Notebook 15 — Shor vs. the lattice

Notebook 15 — Shor vs. the lattice#

Closing chapter: why the algorithm we just implemented cannot break ML-KEM.

Shor’s secret: reducing to order finding#

Integer factoring and discrete logarithm both reduce to finding the multiplicative order of an element in a group. The quantum speedup comes from one specific trick: the QFT on \(\mathbb{Z}_N\) sees periodicity exponentially faster than any classical Fourier transform. This trick depends on the underlying problem having a periodic (or more generally, group-theoretic) structure that the QFT can latch onto.

The hidden subgroup problem (HSP)#

Both factoring and discrete log are special cases of the Abelian Hidden Subgroup Problem: given a function \(f: G \to S\) that is constant on cosets of a subgroup \(H\) of \(G\), find \(H\). When \(G\) is abelian — \((\mathbb{Z}_N, +)\), \((\mathbb{Z}_N^*, \times)\) — the QFT diagonalizes the group algebra and the algorithm is efficient. This is why RSA, Diffie-Hellman, ECDH all fall to Shor: they are Abelian HSP instances in disguise.

LWE is not an HSP instance#

The Learning With Errors problem asks: given many samples \((\mathbf{a}_i, \langle \mathbf{a}_i, \mathbf{s} \rangle + e_i \bmod q)\) with small errors \(e_i\), recover \(\mathbf{s}\). There is no hidden subgroup here — the relationship between the samples and the secret is linear with additive noise, not periodic. No QFT on any natural group reveals \(\mathbf{s}\). The reduction Shor exploits simply does not apply.

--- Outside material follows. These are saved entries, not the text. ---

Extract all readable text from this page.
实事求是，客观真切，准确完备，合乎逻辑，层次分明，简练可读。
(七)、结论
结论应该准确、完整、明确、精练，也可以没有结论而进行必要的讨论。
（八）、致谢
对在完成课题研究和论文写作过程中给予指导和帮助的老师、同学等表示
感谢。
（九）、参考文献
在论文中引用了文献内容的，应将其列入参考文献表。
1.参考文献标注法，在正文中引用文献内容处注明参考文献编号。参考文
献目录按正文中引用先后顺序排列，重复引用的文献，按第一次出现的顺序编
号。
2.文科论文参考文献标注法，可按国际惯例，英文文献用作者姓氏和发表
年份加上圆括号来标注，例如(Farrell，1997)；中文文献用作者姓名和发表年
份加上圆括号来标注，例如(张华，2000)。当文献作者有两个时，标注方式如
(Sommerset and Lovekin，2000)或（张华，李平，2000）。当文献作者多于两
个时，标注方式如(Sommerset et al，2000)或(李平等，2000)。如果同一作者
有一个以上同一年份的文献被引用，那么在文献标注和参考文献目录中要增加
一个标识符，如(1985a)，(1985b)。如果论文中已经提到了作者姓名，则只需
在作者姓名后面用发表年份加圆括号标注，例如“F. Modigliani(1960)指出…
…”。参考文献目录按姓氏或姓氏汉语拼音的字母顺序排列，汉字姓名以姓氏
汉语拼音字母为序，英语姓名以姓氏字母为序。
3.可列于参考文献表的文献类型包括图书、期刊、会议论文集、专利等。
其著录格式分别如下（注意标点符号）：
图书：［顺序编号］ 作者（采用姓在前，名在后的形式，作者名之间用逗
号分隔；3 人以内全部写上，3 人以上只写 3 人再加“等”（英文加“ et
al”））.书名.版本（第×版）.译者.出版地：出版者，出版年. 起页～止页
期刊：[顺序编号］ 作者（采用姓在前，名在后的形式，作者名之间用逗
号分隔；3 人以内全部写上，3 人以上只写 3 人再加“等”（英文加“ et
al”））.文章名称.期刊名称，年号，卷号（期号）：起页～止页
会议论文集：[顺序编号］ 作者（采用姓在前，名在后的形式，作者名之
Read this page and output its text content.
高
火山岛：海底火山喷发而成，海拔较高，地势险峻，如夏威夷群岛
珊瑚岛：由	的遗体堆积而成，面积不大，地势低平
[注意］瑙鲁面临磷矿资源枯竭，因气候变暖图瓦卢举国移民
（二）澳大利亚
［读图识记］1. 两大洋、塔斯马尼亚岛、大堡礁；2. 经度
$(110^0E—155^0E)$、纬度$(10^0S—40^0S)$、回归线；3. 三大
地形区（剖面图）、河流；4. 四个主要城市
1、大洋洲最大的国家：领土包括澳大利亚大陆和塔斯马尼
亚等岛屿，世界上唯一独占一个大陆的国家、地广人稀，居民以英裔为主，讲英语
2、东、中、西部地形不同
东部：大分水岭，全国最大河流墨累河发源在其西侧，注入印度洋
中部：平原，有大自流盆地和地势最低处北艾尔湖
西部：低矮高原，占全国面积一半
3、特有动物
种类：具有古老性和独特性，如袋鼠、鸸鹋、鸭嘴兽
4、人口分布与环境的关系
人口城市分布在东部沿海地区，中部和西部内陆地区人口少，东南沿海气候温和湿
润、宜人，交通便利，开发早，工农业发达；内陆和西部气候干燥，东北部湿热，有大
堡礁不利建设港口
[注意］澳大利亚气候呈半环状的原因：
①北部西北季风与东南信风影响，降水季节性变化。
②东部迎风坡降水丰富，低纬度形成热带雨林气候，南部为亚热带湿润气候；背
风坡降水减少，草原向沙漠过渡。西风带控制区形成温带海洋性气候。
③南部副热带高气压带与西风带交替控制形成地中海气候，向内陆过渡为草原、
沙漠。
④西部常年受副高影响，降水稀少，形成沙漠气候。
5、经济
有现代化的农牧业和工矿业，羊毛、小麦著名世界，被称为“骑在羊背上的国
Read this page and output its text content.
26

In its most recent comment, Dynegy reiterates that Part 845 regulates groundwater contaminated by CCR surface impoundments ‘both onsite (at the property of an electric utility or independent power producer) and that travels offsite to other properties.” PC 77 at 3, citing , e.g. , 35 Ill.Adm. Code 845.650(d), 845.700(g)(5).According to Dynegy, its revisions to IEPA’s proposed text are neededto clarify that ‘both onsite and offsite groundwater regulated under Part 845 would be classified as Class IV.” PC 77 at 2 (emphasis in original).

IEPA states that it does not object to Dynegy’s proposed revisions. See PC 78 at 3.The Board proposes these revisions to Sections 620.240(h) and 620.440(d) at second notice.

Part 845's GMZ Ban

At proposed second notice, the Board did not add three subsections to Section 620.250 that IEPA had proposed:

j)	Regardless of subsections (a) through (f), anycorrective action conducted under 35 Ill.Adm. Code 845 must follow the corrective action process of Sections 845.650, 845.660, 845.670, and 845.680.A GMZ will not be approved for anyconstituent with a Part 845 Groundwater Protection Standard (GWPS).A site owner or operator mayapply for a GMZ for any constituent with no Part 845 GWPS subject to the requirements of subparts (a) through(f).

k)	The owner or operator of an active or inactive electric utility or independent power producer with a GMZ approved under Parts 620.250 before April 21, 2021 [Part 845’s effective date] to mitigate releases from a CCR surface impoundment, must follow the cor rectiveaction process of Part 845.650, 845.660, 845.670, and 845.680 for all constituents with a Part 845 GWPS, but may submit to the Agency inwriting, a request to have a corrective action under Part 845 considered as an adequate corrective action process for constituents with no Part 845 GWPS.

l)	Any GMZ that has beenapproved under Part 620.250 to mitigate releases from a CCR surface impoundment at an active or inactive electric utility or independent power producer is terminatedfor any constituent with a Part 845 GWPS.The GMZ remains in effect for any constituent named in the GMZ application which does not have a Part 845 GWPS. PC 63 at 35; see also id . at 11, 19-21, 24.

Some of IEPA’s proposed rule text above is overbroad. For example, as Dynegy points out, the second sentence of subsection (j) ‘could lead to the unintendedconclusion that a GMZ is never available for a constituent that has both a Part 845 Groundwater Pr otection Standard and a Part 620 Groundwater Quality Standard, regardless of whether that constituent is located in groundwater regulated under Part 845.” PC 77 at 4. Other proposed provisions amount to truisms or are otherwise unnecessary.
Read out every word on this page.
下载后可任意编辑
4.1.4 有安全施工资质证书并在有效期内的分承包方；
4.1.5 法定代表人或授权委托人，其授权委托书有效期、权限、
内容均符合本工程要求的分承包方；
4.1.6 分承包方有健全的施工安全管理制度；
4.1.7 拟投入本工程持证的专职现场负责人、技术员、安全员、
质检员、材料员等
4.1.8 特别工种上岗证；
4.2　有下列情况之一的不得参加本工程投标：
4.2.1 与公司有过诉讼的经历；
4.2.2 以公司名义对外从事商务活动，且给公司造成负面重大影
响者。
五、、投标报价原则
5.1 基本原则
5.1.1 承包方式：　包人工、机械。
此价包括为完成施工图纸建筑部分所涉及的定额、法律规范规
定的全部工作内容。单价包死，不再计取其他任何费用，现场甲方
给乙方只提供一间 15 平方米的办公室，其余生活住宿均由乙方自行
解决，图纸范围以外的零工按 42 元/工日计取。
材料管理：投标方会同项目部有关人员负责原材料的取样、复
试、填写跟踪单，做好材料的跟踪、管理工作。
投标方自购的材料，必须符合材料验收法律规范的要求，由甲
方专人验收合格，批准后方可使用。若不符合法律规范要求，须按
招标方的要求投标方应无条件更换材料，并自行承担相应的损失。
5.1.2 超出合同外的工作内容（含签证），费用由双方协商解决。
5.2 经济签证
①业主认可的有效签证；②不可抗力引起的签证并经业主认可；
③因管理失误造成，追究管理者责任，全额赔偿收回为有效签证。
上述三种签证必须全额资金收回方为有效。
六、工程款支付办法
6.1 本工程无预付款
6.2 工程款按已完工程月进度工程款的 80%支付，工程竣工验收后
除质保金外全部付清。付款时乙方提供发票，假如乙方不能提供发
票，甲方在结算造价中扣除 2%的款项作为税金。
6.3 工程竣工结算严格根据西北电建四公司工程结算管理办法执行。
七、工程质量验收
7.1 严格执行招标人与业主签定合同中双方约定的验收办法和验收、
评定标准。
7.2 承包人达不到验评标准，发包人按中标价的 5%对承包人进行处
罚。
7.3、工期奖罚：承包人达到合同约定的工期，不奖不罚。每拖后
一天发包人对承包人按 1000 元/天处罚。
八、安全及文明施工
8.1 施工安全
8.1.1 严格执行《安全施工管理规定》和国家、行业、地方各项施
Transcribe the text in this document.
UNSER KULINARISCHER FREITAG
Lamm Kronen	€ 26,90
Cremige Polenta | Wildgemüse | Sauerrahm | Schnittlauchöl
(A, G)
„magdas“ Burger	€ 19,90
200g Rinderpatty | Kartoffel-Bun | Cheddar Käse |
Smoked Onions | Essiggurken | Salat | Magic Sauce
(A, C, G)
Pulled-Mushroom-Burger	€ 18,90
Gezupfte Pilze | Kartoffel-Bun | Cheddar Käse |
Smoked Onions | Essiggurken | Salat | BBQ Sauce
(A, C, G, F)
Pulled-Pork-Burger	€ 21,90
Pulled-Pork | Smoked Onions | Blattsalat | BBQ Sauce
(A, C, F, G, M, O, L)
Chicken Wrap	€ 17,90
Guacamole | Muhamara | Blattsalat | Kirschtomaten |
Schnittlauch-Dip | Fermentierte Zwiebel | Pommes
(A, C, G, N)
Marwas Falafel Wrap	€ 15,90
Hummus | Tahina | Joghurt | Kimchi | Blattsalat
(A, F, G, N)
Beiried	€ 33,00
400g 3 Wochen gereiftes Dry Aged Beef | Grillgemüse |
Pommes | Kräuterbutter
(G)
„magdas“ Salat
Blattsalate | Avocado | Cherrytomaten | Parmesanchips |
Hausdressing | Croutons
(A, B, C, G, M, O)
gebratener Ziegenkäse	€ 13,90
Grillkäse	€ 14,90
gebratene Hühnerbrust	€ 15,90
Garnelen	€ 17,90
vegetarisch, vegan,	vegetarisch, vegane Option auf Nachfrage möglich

Known quantum algorithms against lattices#

What do we know? The best known quantum algorithms for LWE and related lattice problems fall into three buckets:

(a) BKZ with quantum speedups for sieving — Grover-style quadratic improvements on the innermost loop. Still exponential overall.
(b) Dihedral Hidden Subgroup Problem — LWE has a reduction to (non-abelian) dihedral HSP. The best known dihedral HSP algorithm is sub-exponential (Kuperberg) but still beats no polynomial-time quantum algorithm.
(c) Quantum sieve variants — Laarhoven and others have proposed quantum lattice sieving with modest speedups. Nothing breaks the exponential wall.

ML-KEM’s parameters are chosen with all of these in mind.

Why this matters for you#

If tomorrow someone discovered an efficient quantum algorithm for LWE, ML-KEM would fall. This is conjectured hardness, not proven hardness. That’s why we deploy hybrid (X25519 + ML-KEM): safe if either component survives. It’s also why NIST standardized SLH-DSA (hash-based signatures) in parallel — hash-based crypto rests on collision-resistance alone, with no algebraic structure for Shor or its descendants to attack.

The narrative arc, closed#

00a warned: Shor breaks RSA and ECC.
Notebooks 01–09 built: ML-KEM, conjectured to be quantum-safe.
Notebooks 12–14 showed: Shor really does break RSA — here is the code, running.
This chapter explains: and here is why the same trick does not break ML-KEM.

The crypto world is betting that lattice problems remain hard against quantum attackers. That bet is informed, but not proved. The hedge is hybrid deployment, the backup is hash-based signatures, and the long game is continued research.

Thanks for reading all 15 notebooks.